Leben, Positionen und Bedeutung[Bearbeiten | Quelltext bearbeiten]

Krizman kam aus kleinbürgerlichem Hause, sein Vater war Zahnarzt. Bereits im Alter von 15 Jahren schloss er sich der SDAPR an. Mehrfach verhaftet und 1910 von der Universität Odessa relegiert, ging er 1911 ins Ausland, zunächst nach Wien, sodann – nach Ausbruch des Ersten Weltkrieges – nach Zürich.
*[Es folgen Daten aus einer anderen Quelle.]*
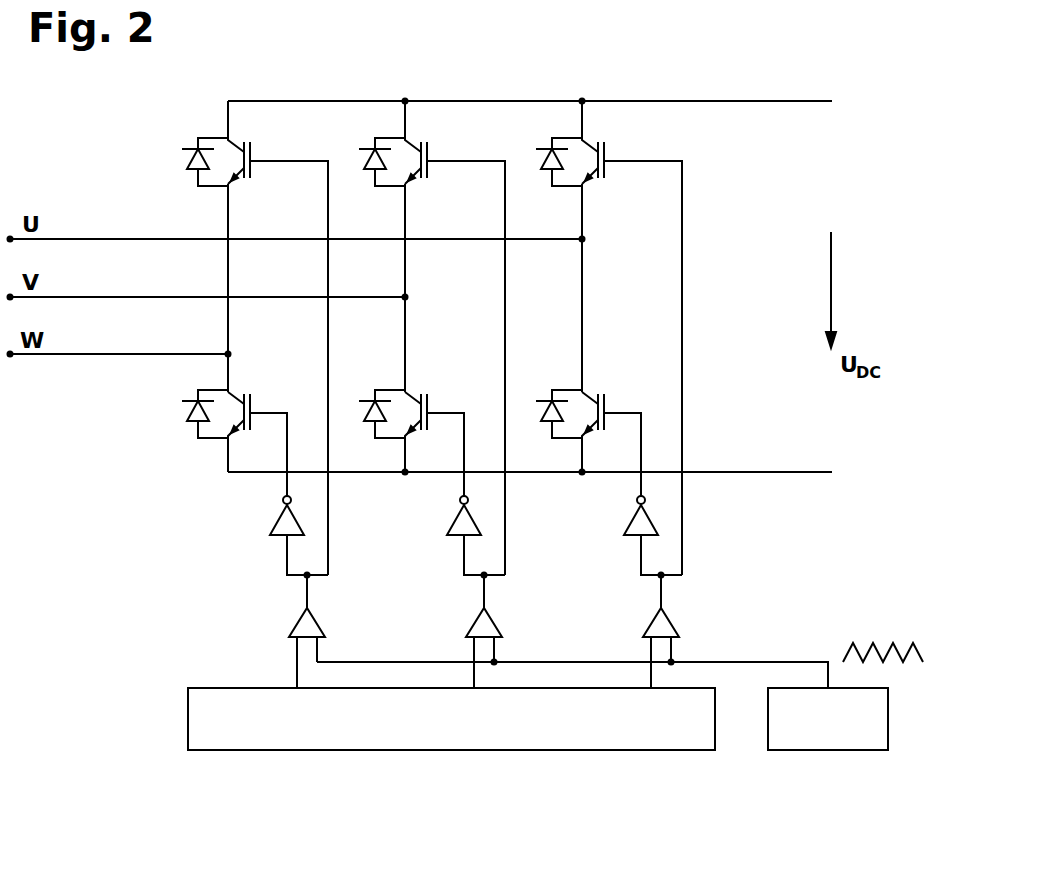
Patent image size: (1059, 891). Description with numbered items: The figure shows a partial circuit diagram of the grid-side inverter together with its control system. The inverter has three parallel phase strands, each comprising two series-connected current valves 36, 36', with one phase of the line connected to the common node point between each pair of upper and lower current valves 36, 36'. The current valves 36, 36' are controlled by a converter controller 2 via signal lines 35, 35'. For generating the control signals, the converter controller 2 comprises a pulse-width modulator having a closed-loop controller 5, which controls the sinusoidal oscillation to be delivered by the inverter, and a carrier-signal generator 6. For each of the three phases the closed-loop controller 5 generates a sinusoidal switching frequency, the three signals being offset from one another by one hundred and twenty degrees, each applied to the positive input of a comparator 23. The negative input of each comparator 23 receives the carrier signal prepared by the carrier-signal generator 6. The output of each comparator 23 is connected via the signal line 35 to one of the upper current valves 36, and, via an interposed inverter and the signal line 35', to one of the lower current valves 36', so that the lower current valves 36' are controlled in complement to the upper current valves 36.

An den Universitäten in Wien und Zürich besuchte er wirtschafts- und naturwissenschaftliche Vorlesungen, in Zürich erwarb er einen philosophischen Doktorgrad. Ende 1917 kehrte Krizman nach Russland zurück und trat 1918 der KPR (B) bei. Ab Januar 1918 war er als Mitarbeiter für den WSNCh tätig; er beteiligte sich im Mai/Juni 1918 an der konzeptionellen Vorbereitung der ersten Sozialisierungsmaßnahmen, deren Umsetzung in der Lebensmittel- und Chemieindustrie er maßgeblich verantwortete. 1920 starb sein neunjähriger Sohn, auch Krizman selbst erkrankte schwer und wurde 1922 für einige Monate zur Erholung ins Ausland geschickt. Nach der Rückkehr war er vielfältig aktiv: als Ökonomie-Professor an der Kommunistischen Swerdlow-Universität und der Moskauer Universität, als Mitglied der Kommunistischen Akademie, als Vorstandsmitglied der zentralen Statistikbehörde und als stellvertretender Vorsitzender von Gosplan. Er gehörte außerdem dem Herausgeberkreis der Prawda und der Großen Sowjet-Enzyklopädie an. Ab 1925 leitete Krizman das agrarwissenschaftliche Institut der Kommunistischen Akademie. 1933 zog er sich mit Rücksicht auf seine inzwischen zerrüttete Gesundheit von allen öffentlichen Ämtern zurück.

Bedeutung erlangte Krizman vor allem als Gestalter und Interpret des sogenannten Kriegskommunismus sowie als führender Kopf einer Gruppe sowjetischer Sozialwissenschaftler, die in der zweiten Hälfte der 20er Jahre die durch Revolution und NEP geschaffenen sozialen Verhältnisse auf dem Lande umfassend untersuchte. Die im letztgenannten Zusammenhang entstandenen Studien wurden um 1980 von britischen Historikern, die deren Qualität als „extremely high“[1] bewerteten, „wiederentdeckt“. Die Krizman-Gruppe führte eine jahrelange Kontroverse mit der Tschajanow-Schule, der sie vorwarf, den kapitalistischen Inhalt der bäuerlichen, nur oberflächlich stabilen Familienwirtschaft und die laufenden Prozesse sozialer Differenzierung auf dem Lande zu unterschätzen. Für seine Arbeiten sammelte der Kreis um Krizman (dessen Angehörige gelegentlich unter dem Begriff „Agrarmarxisten“ zusammengefasst werden) nicht allein objektiv messbare Daten, sondern organisierte auch umfassende repräsentative Befragungen in allen Teilen des Landes. Krizman setzte diese Methode als einer der ersten sowjetischen Wissenschaftler in großem Stil ein. Bereits 1921/22 hatte er im Auftrag der politischen Führung standardisierte Interviews mit knapp 300 verantwortlichen, in zentralen Moskauer Behörden tätigen „Spezialisten“ (technische Beamte, Ingenieure usw.) durchgeführt, deren Auswertung ergab, dass etwa 90 % der Befragten – von denen die meisten schon vor 1917 vergleichbare Positionen innegehabt hatten – der politischen und sozialen Ordnung Sowjetrusslands ablehnend bis feindlich gegenüberstanden.[2]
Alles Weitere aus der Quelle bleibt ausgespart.